Par Rédaction | Sport
Jamal Crawford regrette une époque où les rôles étaient beaucoup plus clairement définis en NBA. Selon lui, certains joueurs de complément disposent aujourd’hui d’une liberté offensive autrefois réservée aux véritables stars.
Avec vingt saisons NBA derrière lui, Jamal Crawford a connu plusieurs évolutions majeures du jeu. En repensant notamment à ses débuts aux Bulls, l’ancien arrière se souvient d’une ligue où les jeunes joueurs devaient d’abord gagner la confiance des vétérans et du staff avant d’obtenir davantage de responsabilités offensives.
Crawford raconte qu’il cherchait alors surtout à réussir chacune de ses entrées pour rester sur le terrain. « Je n’étais pas encore J-Crossover. J’essayais simplement de gagner ce quart-temps pour obtenir plus de minutes. Il fallait vraiment apprendre à devenir professionnel, et vraiment gagner ses galons. »

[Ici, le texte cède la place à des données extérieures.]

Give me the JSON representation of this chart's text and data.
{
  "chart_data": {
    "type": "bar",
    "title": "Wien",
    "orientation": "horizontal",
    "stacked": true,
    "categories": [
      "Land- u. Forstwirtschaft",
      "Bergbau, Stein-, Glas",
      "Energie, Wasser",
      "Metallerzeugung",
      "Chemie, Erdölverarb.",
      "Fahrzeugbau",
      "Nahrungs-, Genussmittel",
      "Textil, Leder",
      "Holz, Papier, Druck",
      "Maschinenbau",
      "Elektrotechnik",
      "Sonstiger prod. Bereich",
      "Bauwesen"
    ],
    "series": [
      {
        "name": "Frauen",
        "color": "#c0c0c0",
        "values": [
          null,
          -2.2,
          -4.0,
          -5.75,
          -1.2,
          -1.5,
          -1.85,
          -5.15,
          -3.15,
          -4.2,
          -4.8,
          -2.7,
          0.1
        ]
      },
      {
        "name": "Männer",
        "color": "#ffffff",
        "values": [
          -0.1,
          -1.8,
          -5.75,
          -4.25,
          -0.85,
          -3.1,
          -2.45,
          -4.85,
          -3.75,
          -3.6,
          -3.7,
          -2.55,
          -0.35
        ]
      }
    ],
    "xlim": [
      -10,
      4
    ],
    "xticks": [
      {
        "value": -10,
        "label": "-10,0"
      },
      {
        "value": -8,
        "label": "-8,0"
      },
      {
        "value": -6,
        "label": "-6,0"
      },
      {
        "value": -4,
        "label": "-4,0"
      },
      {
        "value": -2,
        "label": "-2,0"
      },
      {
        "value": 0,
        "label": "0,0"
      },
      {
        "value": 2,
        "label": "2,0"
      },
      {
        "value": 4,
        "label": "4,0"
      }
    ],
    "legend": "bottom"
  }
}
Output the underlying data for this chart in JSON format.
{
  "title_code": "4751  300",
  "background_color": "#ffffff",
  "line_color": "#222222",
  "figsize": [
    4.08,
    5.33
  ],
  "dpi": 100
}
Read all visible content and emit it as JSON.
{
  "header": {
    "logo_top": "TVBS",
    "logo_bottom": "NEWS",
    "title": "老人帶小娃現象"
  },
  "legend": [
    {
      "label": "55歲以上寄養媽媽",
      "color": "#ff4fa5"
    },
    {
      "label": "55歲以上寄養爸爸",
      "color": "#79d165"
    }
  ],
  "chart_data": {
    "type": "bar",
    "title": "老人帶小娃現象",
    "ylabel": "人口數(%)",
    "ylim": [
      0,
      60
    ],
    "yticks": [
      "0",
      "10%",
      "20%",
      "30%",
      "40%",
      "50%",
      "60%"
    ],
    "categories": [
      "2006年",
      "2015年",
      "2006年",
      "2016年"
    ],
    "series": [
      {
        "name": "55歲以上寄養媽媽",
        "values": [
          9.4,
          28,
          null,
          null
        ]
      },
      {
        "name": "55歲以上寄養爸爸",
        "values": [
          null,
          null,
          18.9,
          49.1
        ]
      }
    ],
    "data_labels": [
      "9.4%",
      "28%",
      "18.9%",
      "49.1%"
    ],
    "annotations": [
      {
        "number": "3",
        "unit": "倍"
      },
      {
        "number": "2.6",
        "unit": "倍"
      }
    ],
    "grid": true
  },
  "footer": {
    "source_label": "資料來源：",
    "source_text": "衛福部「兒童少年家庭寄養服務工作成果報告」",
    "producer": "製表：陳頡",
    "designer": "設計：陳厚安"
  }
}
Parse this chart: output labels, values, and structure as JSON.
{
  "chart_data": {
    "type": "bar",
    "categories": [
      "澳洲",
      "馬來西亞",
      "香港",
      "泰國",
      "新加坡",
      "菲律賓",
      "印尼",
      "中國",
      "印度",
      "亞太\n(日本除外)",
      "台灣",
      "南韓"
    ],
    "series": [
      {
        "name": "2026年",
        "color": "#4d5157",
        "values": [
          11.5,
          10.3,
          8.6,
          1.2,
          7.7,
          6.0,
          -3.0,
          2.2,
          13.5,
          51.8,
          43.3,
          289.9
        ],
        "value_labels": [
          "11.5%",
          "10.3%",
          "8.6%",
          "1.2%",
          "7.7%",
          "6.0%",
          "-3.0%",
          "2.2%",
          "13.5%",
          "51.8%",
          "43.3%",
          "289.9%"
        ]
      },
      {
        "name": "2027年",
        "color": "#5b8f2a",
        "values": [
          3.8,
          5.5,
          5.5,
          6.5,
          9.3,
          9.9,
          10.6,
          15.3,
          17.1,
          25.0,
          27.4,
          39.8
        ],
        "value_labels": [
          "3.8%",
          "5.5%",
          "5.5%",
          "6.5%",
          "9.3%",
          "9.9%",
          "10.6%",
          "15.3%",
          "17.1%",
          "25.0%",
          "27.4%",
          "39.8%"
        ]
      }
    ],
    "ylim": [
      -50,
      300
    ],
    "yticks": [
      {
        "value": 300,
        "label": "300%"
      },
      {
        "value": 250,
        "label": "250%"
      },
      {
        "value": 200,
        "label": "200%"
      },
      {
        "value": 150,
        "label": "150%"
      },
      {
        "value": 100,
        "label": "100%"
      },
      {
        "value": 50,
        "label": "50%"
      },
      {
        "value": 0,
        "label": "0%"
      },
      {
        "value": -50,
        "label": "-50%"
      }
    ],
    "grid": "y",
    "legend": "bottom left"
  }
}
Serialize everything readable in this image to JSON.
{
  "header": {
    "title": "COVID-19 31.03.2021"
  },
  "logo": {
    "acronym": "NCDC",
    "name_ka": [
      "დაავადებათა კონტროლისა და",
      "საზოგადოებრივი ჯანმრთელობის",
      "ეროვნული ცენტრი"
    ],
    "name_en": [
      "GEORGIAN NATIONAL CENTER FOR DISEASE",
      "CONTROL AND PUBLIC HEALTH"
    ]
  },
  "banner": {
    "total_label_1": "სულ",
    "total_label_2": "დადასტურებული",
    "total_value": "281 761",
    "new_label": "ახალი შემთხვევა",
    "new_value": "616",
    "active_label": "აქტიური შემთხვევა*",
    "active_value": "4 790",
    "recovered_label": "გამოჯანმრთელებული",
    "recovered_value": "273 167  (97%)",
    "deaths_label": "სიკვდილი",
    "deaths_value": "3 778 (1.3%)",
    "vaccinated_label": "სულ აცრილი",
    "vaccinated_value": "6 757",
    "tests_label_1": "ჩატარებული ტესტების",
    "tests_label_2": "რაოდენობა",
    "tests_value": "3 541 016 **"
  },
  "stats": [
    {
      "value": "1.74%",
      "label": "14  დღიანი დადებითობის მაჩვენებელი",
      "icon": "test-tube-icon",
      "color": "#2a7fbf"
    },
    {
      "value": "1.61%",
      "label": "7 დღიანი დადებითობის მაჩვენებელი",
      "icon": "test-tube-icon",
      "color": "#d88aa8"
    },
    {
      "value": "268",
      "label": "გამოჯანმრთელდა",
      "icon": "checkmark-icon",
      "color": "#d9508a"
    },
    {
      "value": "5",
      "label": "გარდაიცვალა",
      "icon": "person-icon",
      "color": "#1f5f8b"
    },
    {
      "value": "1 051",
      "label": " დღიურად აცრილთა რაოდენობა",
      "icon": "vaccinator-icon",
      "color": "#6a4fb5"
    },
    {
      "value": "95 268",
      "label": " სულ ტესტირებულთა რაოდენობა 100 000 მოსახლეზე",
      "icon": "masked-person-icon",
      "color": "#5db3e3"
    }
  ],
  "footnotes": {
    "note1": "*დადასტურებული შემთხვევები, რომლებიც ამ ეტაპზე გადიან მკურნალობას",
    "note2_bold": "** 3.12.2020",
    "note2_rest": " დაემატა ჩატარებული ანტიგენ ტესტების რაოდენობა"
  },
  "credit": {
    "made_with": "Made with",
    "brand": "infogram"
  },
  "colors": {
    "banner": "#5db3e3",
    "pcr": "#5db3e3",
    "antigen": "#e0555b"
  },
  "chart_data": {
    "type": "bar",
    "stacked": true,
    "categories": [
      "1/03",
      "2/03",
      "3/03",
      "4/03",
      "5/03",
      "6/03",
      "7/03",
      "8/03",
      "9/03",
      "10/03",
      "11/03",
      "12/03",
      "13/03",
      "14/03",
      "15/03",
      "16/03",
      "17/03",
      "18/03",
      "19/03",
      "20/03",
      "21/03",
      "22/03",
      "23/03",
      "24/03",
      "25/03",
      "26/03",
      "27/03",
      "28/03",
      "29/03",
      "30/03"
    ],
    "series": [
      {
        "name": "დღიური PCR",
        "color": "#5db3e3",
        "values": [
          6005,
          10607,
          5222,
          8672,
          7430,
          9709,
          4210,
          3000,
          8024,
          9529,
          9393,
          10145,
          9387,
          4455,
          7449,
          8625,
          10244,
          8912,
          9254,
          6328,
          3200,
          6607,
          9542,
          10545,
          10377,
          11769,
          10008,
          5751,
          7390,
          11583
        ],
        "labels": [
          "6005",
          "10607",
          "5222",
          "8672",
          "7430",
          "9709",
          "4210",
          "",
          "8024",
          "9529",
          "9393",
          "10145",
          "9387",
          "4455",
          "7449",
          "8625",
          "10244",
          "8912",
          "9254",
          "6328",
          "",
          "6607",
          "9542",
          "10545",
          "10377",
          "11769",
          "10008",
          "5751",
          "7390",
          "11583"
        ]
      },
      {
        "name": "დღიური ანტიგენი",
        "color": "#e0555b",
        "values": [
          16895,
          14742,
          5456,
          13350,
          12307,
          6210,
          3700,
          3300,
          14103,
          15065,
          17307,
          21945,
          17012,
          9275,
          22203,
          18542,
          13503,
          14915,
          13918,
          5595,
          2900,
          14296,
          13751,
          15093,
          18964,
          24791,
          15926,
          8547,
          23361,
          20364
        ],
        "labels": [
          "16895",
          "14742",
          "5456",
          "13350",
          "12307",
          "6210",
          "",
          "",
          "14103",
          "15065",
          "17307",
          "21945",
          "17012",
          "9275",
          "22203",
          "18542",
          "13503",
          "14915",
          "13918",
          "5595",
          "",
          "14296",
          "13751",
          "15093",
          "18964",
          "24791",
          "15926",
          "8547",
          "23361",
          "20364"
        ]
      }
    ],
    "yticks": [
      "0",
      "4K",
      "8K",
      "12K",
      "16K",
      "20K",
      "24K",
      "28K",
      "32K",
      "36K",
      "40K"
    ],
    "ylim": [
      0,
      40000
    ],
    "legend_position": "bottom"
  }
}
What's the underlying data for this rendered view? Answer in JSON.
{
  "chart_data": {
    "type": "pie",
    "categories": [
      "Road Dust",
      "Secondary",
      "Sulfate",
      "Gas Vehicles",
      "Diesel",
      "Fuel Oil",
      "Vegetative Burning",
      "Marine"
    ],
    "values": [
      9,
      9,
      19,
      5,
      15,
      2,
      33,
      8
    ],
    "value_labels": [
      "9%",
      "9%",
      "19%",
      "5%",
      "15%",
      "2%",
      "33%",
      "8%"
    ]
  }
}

Jamal Crawford regrette la liberté accordée aux role players
C’est précisément cette hiérarchie qu’il estime moins présente aujourd’hui. « L’époque où un role player ne pouvait pas prendre un tir aussi vite qu’une star me manque. Les stars avaient mérité d’être ce qu’elles étaient. Donc oui, cette époque où il fallait gagner ce droit me manque. »
Crawford prend ensuite un exemple volontairement extrême pour illustrer son idée. « Aujourd’hui, vous pouvez avoir un gars comme moi qui sort du banc et prend 18 tirs à trois points dans un match. Comment est-ce possible ? Ça ne devrait jamais arriver. Il faut laisser ça aux KD, T-Mac, Vince, AI ou Kobe. »
Pour l’ancien Sixth Man of the Year, ces joueurs avaient acquis une liberté offensive particulière grâce à leur statut et à ce qu’ils avaient déjà démontré. « Eux avaient gagné ce droit. Nous, nous étions censés les soutenir. C’est cette époque du début et du milieu des années 2000 qui me manque. »
Son propos ne consiste donc pas à nier la qualité des joueurs de complément actuels, mais à défendre une hiérarchie qu’il jugeait plus claire. Dans une NBA où le volume de tirs extérieurs a explosé, Crawford regrette surtout que la frontière entre accompagner une superstar et jouer avec la même liberté qu’elle se soit progressivement effacée.